Per capire il degrado, lo squallore, la disumanità di tutto questo non dobbiamo farci catturare solo dai numeri e dalle inchieste. Importanti per inquadrare quanto accade, per averne i contorni più precisi possibili. Ma non basta, il cuore di tutto è quello violentato, scoppiato, dilaniato, senza più lacrime per quanto è forte il crimine ripetuto sulla loro pelle delle ragazze sfruttate.
Nel 2011 a Teramo scattò l’operazione “Sahel 2” partita dalle denunce di una ragazza di 23 anni costretta a prostituirsi prima in Lombardia e poi sulla “bonifica del Tronto” e ad abortire ingerendo medicinali ed alcolici Lilian Solomon.
Quando gli operatori di “On the road” la incontrarono per la prima volta soffriva da tempo di fortissimi dolori, i sintomi dell’avanzata di un linfoma Non Hodgkin. Il dolore la faceva soffrire così forte che aveva deciso di sfidare la paura e affidarsi a “On the road”. Ricoverata nel reparto di Oncologia dell’Ospedale di Pescara è morta il 1° ottobre 2011. Per un tempo infinito Lilian ogni notte continuò ad essere violentata, sfruttata, a dover nascondere una sofferenza inumana. Senza che nessuno di quelli che, con un termine abusato quanto del tutto inadeguato, si definiscono “clienti” si sia mai accorto di nulla.
Non servono altre parole per commentare la barbarie, il degrado, la disumanità imperante. Il dramma criminale di Lilian da solo grida alle coscienze. Così come quello di Vittoria. E di migliaia di donne, sfruttate a pochi passi da noi. Quotidianamente violentate e imprigionate. “Ogni santo giorno avrei voluto morire … ero stanca e depressa ma nessuno, dico nessun cliente ha avuto pietà di me. Alla fine del 2003 ero la controfigura di me stessa, sempre ammalata e febbricitante, ero ridotta ad uno straccio che avrebbe voluto chiudere gli occhi per sempre”. Potrebbe sembrare la testimonianza di Lilian mentre il linfoma avanzava.

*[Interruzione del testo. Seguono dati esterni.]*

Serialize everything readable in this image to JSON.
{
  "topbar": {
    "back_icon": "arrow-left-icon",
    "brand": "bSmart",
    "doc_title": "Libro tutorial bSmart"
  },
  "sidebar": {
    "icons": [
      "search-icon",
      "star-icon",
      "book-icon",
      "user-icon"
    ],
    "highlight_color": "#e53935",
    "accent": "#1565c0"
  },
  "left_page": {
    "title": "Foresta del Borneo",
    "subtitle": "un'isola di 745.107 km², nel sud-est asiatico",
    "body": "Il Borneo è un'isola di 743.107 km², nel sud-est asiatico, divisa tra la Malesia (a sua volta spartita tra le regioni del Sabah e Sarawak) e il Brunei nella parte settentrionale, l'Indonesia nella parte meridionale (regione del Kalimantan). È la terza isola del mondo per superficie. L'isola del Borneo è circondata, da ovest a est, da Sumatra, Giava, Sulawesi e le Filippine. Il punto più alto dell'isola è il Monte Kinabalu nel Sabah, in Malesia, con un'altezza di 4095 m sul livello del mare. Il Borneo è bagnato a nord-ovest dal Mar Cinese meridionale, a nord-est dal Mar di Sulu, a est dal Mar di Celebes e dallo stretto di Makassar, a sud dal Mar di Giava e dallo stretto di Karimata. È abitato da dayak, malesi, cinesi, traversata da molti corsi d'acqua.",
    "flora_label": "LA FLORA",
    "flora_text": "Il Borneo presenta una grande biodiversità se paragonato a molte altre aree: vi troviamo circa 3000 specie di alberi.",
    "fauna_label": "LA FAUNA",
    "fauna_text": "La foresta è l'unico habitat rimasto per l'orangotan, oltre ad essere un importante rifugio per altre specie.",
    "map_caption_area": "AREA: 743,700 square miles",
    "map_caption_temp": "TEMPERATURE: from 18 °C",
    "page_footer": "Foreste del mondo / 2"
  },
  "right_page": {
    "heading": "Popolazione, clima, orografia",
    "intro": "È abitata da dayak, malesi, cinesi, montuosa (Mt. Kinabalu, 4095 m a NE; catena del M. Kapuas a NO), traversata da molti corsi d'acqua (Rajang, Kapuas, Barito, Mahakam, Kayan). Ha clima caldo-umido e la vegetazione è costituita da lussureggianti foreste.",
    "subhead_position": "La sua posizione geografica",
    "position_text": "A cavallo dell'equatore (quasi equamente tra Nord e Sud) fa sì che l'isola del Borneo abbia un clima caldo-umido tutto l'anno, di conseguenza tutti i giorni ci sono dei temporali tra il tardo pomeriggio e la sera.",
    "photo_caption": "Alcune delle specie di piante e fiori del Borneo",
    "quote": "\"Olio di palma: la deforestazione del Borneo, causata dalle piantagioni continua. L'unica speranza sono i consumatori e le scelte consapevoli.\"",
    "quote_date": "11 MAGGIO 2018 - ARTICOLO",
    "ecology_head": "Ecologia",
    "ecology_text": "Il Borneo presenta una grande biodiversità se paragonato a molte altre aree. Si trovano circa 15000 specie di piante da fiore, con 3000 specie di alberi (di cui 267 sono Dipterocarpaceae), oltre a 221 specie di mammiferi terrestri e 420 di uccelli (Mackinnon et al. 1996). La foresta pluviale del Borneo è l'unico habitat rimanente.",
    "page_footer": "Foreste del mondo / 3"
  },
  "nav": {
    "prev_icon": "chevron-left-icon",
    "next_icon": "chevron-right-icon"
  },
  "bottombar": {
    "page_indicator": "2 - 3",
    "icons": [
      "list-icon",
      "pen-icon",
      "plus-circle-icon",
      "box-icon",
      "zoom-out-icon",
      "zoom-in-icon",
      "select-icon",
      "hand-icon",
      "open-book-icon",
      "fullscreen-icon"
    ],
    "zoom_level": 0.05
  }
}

Sono invece frasi tratte dal libro di Maris Davis, una ragazza nigeriana giunta in Italia giovanissima e per anni prigioniera delle mafie nigeriane. Non aveva ancora 21 anni e a Torino, appena arrivata, fu ripetutamente violentata per tre giorni dai suoi aguzzini. “Mi dissero che dovevo imparare il mestiere” il suo terribile racconto. Maris oggi si batte per dar voce alle vittime delle mafie nigeriane, ragazze sfruttate e che tutta la vita porteranno le cicatrici (fisiche e psicologiche) dei crimini che hanno subito.